Après la chute de la Tribune, il a donné quelques articles au National et à la Revue Républicaine, mais las des luttes politiques, il s’est retiré du journalisme en 1840, pour entrer comme professeur de littérature et d’histoire dans le grand pensionnat que dirigeait Sophie Lagut, qu’il devait épouser quelques mois plus tard.

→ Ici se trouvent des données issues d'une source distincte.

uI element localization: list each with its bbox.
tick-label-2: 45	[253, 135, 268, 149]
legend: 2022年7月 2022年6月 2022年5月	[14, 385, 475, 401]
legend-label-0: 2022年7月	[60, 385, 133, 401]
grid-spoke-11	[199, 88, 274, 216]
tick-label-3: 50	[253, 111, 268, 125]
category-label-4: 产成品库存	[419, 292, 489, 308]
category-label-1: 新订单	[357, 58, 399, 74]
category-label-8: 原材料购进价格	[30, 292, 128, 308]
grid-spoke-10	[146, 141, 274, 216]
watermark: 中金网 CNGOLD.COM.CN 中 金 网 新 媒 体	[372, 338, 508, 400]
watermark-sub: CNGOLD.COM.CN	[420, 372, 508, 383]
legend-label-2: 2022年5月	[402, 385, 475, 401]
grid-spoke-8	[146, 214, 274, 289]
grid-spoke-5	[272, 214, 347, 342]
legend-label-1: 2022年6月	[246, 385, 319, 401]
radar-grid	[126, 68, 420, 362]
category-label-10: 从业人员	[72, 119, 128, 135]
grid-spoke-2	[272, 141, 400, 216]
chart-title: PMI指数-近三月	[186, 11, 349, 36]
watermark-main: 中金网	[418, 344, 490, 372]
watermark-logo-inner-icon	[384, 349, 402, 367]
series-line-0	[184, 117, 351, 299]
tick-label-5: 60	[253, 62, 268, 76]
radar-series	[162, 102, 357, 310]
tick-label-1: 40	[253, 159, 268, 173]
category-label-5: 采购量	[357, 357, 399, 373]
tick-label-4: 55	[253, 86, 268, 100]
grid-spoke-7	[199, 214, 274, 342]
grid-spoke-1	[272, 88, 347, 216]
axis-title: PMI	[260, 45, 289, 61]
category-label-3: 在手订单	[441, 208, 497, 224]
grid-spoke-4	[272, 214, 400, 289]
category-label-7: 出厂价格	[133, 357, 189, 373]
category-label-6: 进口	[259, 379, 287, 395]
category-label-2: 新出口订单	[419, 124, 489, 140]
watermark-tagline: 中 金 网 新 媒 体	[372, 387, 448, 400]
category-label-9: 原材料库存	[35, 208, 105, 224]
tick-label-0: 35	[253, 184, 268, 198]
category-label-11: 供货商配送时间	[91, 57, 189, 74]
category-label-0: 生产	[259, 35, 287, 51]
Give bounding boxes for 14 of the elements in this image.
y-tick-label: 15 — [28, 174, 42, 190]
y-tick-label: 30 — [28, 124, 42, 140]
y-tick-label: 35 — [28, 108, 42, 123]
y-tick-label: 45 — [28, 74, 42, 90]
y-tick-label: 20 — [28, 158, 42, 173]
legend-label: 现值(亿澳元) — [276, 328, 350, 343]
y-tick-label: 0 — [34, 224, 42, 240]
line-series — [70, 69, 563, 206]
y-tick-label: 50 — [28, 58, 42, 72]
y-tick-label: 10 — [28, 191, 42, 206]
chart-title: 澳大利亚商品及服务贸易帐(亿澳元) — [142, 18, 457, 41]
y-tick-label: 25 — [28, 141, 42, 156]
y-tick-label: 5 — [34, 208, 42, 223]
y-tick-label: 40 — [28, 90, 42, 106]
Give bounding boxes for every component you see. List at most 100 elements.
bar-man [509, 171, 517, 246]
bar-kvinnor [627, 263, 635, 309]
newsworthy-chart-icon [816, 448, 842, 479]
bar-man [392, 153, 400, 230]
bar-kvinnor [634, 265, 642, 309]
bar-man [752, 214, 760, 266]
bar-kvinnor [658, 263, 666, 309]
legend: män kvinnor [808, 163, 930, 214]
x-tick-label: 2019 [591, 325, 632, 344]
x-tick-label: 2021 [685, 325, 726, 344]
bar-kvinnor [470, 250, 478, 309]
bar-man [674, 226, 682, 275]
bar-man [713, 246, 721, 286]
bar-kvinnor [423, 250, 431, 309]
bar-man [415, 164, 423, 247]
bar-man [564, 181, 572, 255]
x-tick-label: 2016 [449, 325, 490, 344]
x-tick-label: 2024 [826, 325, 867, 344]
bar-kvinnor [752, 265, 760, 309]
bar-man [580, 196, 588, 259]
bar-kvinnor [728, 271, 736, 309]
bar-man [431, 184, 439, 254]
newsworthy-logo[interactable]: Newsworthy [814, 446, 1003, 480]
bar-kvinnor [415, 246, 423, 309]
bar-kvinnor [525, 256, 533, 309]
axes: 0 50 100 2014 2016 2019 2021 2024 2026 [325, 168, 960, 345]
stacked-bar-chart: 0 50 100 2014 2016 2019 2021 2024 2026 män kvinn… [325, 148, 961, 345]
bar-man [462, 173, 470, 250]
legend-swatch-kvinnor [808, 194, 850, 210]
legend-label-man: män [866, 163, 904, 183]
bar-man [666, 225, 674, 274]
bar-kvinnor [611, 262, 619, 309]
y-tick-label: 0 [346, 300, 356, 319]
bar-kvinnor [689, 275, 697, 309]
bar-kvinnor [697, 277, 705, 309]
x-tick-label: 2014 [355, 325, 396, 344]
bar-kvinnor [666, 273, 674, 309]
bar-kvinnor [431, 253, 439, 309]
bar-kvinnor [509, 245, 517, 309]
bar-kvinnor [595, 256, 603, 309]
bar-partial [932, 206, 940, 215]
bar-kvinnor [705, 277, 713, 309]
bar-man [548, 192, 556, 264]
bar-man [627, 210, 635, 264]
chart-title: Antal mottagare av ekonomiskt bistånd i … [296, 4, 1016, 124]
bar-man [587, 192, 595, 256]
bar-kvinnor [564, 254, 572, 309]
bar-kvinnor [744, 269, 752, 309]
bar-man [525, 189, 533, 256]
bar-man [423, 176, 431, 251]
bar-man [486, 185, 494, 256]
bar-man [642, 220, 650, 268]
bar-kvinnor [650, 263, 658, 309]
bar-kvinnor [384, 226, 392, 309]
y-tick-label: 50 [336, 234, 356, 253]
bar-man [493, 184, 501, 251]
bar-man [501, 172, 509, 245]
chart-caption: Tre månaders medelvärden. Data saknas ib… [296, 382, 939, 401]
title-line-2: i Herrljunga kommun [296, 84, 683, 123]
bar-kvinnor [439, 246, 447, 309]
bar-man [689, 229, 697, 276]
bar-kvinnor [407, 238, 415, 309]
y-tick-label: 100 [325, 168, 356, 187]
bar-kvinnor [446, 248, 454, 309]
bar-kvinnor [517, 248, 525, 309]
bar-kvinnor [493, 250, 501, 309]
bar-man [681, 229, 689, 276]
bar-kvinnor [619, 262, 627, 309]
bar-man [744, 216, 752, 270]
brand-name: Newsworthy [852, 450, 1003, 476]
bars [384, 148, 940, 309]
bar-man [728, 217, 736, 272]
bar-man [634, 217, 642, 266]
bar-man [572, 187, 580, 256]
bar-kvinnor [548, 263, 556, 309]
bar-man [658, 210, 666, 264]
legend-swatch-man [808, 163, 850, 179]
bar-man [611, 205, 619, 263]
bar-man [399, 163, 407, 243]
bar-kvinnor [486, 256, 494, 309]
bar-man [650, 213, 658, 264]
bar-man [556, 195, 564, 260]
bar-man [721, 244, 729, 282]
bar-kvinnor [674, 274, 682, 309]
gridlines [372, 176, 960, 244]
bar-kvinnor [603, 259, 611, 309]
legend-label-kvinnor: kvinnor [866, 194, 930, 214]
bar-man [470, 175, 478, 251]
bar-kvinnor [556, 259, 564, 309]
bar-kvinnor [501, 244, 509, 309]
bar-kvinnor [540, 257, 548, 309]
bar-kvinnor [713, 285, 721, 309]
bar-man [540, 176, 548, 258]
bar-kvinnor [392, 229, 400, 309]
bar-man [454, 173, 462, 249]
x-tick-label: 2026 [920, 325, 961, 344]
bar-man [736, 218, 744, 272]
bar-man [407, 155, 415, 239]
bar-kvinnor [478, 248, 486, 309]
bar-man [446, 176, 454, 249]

Il s’est occupé, avec ]a collaboration de Louis Viardot, de la traduction d’un ouvrage important du comte de Toreno, l’Histoire du soulèvement, de la guerre et de la révolution d’Espagne, par le comte de Toreno, parus simultanement à Paris et à Madrid, 1845, 5 vol. in-8º. Ce vétéran de la presse militante a ensuite longtemps vécu modestement, retiré du monde politique, peu connu de la génération nouvelle[4].
Publications
- José María Queipo de Llano (trad. Louis Viardot avec la collaboration de MM. D'Ayllon et Ferdinand Bascans), Histoire du soulèvement, de la guerre et de la révolution d’Espagne [« Historia del levantamiento, guerra y revolución de España »], Paris, Paulin, 1835-1838, 5 t. en 3 vol. ; in-8º (lire en ligne).